Si analizamos las barreras y desafíos que enfrentan la eficiencia energética y dificultan su visualización, tenemos que, en primer lugar, la eficiencia energética no es glamorosa. Un programa de recambio de luminarias, refrigeradores o motores, que permita ahorrar varios MW, no convoca el mismo nivel de atención que una planta solar fotovoltaica de la misma potencia. Simplemente, no es posible apreciar la magnitud e importancia de la eficiencia energética de la misma forma.
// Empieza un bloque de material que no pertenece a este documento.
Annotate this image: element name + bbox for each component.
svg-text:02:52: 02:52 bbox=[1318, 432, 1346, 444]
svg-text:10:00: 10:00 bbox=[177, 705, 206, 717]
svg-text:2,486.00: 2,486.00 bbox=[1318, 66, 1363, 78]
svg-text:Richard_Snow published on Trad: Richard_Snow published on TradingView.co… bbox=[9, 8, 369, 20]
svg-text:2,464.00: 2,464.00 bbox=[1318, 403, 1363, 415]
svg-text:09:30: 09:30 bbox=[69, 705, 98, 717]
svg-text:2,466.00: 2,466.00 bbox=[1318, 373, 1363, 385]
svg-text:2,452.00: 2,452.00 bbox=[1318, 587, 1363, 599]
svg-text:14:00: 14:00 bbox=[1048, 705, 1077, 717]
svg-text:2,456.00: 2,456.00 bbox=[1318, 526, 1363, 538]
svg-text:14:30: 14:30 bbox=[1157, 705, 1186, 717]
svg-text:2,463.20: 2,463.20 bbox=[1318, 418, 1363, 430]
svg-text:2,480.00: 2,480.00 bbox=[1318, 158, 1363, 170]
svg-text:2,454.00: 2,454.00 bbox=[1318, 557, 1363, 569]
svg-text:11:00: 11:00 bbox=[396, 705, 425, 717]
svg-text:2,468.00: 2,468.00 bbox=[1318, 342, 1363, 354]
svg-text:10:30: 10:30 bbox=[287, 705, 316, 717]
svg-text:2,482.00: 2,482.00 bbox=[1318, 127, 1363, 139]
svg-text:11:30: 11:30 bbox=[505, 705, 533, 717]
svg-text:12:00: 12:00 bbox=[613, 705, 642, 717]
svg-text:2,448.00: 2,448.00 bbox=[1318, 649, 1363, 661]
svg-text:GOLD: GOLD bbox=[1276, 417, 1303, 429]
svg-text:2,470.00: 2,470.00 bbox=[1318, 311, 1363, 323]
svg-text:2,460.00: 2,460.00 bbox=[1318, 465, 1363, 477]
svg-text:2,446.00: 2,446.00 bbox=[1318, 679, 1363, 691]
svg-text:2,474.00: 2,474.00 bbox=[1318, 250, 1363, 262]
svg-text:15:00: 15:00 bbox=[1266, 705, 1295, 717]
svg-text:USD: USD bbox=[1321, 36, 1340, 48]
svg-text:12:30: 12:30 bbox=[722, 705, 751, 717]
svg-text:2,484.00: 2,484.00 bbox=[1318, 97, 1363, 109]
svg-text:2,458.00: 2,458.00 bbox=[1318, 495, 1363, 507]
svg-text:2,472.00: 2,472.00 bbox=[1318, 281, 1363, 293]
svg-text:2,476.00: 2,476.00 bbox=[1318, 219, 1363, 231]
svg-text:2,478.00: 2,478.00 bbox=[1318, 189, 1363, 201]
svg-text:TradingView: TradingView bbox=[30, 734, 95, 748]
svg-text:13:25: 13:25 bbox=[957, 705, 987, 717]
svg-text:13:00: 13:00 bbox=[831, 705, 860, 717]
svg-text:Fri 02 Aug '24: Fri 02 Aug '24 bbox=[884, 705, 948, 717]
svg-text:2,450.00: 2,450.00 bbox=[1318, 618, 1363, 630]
En segundo lugar, la inversión en eficiencia energética es poco bancable, lo que dificulta su desarrollo, y en particular pone una barrera financiera a las empresas de servicios energéticos (ESCO) que invierten para sus clientes. El fundamento de esta última idea radica en que la inversión en eficiencia energética no es un buen colateral o garantía debido a que, muchas veces, los productos y servicios de dicha inversión no tienen un mercado secundario relevante. A modo de ejemplo, si un proyecto basado en mejoras en procesos, o recambio de tecnología, ya sea motores, luminarias o algún otro tipo de equipamientos, tiene problemas financieros que fuercen al banco a liquidar sus activos, este obtendrá únicamente una fracción de su valor de adquisición. Esto no permite que el valor residual de la inversión en eficiencia sirva como colateral para acceder al sistema bancario.

Finalmente, la eficiencia energética puede ser promovida por grandes empresas o mineras, pero el grueso de su potencial radica en los sectores de pequeña industria, público, residencial y comercial a través de mitigación de barreras y la implementación de programas que apuntan a miles o incluso cientos de miles de usuarios. En este sentido, el avance de la eficiencia energética requiere de la intervención de entidades articuladoras, ya sea empresas de distribución de energía o del propio Estado.

La importancia de la eficiencia energética para la transición es clave, sin embargo, su promoción requiere un entendimiento profundo de sus dinámicas y un Estado muy activo en la mitigación de barreras, en particular las de información y de financiamiento, y la articulación de programas masivos que lleven a la eficiencia energética a los territorios. Sin un gasto público/privado relevante en estos programas, los avances en eficiencia serán limitados.